🤖 AI Summary
Deep reinforcement learning (DRL) agents exhibit severe zero-shot generalization failure under task simplification, suffering over 70% average performance degradation—revealing critical overreliance on environmental shortcuts and a fundamental gap from human-like robust adaptability. This paper presents the first systematic evaluation of such generalization failures in simplified tasks and introduces HackAtari, a novel benchmark built upon the Arcade Learning Environment (ALE) that enables controllable, dynamic, and scalable systematic generalization assessment. Methodologically, we conduct comparative analysis across multiple algorithms (e.g., DQN, PPO) and neural architectures, demonstrating that standard training paradigms fail to induce human-like adaptivity.
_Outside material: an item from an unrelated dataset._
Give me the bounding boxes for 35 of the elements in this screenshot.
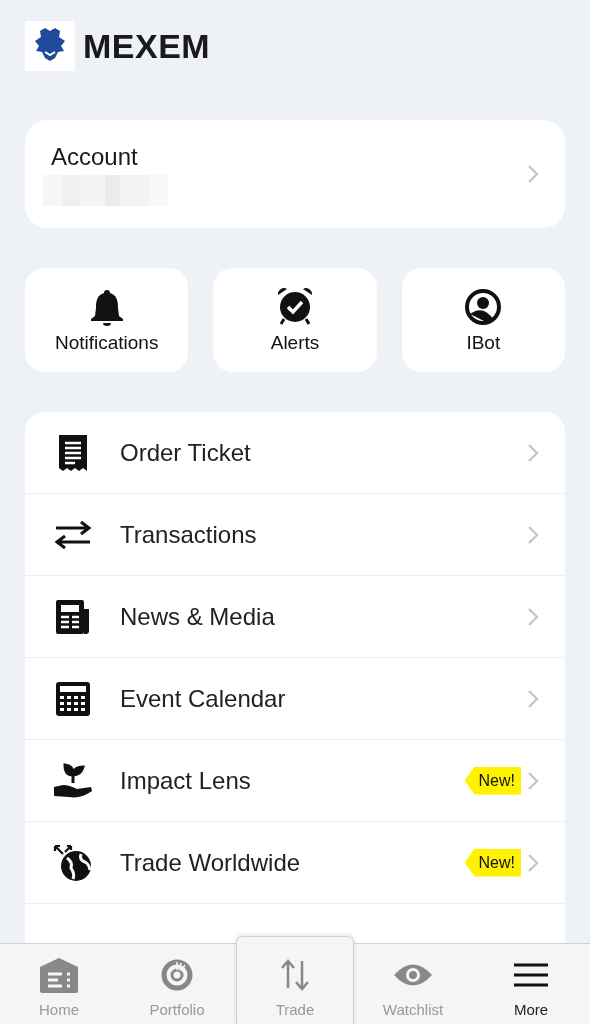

Our core contributions are threefold: (1) identifying task simplification as a pivotal generalization stressor; (2) establishing the first dynamic, systematically generalizable evaluation framework; and (3) providing a reproducible benchmark and diagnostic toolkit to advance DRL toward human-level adaptive intelligence.
📝 Abstract
Deep reinforcement learning (RL) agents achieve impressive results in a wide variety of tasks, but they lack zero-shot adaptation capabilities. While most robustness evaluations focus on tasks complexifications, for which human also struggle to maintain performances, no evaluation has been performed on tasks simplifications. To tackle this issue, we introduce HackAtari, a set of task variations of the Arcade Learning Environments. We use it to demonstrate that, contrary to humans, RL agents systematically exhibit huge performance drops on simpler versions of their training tasks, uncovering agents' consistent reliance on shortcuts. Our analysis across multiple algorithms and architectures highlights the persistent gap between RL agents and human behavioral intelligence, underscoring the need for new benchmarks and methodologies that enforce systematic generalization testing beyond static evaluation protocols. Training and testing in the same environment is not enough to obtain agents equipped with human-like intelligence.